Now we know that he is only a minority shareholder and not part of management. But his involvement in the controversial shabu shipment has triggered a crisis of sorts for the club. Netizens and mainstream media, even government, have begun looking into the businesses of the other partners. Wa man silay labot sa kalaki ni Dong sa Manila apan mura na sab og sad-an sila kon manganlan.

Even a story on PDEA clearing Liv had headings like “Drugs available in club.”

Noting a drop in the club’s guests, the operations manager BenRay Conti, in an interview by reporters, expressed fears that if they can’t recover, management might close the bar. Sayang. Liv Super Club has become a landmark in the night life scene for both locals and tourists. Luoy sab ilang over 100 employees.

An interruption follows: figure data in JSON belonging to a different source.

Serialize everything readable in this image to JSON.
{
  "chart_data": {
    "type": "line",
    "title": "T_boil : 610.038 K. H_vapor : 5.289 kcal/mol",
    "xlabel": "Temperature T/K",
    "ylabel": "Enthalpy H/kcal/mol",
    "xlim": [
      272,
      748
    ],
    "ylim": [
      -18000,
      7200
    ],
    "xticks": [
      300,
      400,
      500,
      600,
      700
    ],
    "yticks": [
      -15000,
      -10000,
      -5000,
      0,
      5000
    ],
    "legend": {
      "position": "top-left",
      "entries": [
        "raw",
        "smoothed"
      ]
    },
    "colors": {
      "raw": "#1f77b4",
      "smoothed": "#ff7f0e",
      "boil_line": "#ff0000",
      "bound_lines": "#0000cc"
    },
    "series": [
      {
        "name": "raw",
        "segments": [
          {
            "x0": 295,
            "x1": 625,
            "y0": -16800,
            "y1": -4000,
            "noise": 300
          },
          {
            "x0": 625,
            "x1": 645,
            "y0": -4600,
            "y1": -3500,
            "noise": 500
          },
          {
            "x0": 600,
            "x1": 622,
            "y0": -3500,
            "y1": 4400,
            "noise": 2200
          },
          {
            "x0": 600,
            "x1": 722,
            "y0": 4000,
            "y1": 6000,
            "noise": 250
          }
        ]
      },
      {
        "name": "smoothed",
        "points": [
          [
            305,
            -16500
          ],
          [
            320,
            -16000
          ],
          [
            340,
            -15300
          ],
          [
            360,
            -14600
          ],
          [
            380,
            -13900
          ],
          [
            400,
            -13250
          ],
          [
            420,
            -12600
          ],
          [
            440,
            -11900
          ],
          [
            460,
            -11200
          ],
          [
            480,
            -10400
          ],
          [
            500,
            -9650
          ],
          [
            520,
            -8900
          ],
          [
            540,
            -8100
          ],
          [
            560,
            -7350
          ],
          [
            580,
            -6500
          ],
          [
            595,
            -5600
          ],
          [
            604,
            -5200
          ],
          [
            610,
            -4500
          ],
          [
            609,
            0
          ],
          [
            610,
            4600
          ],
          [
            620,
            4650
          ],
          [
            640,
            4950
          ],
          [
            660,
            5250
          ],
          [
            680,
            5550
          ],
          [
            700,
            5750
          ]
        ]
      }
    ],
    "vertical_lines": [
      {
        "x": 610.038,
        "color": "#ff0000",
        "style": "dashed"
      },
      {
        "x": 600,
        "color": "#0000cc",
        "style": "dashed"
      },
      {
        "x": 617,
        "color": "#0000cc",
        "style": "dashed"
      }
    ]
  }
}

However, it is my impression that Liv is not giving up. A Mandaue City Hall friend texted that the club paid their amusement tax.

The club’s 130,000 social media followers are also expressing their support. Let’s see if this will be a lifeline for a club fighting for its life.


Cebu City Mayor Tomas Osmeña recently showed that he won’t hesitate to close down establishments without business permits even if the owners are close to him.

I don’t buy the revenge narrative the owners of Rico’s Lechon put forward in a recent press conference. They are now saying that the action of City Hall happened after the Dionsons said they would end their business partnership on July 21, 2017.

But screenshots of chats between business partners Bea Villegas-Osmeña and the Dionson children showed otherwise. One screenshot showed Bea expressing concern about the business permit of the Mabolo branch as early as February 2, 2017.

Apparently, this was not taken seriously until City Hall served warnings and a show-cause order. The chats reflected nothing that could be interpreted as evidence of an internal dispute.

Frankly, I thought fighting City Hall was the wrong course of action especially when the revenge narrative has gaping holes.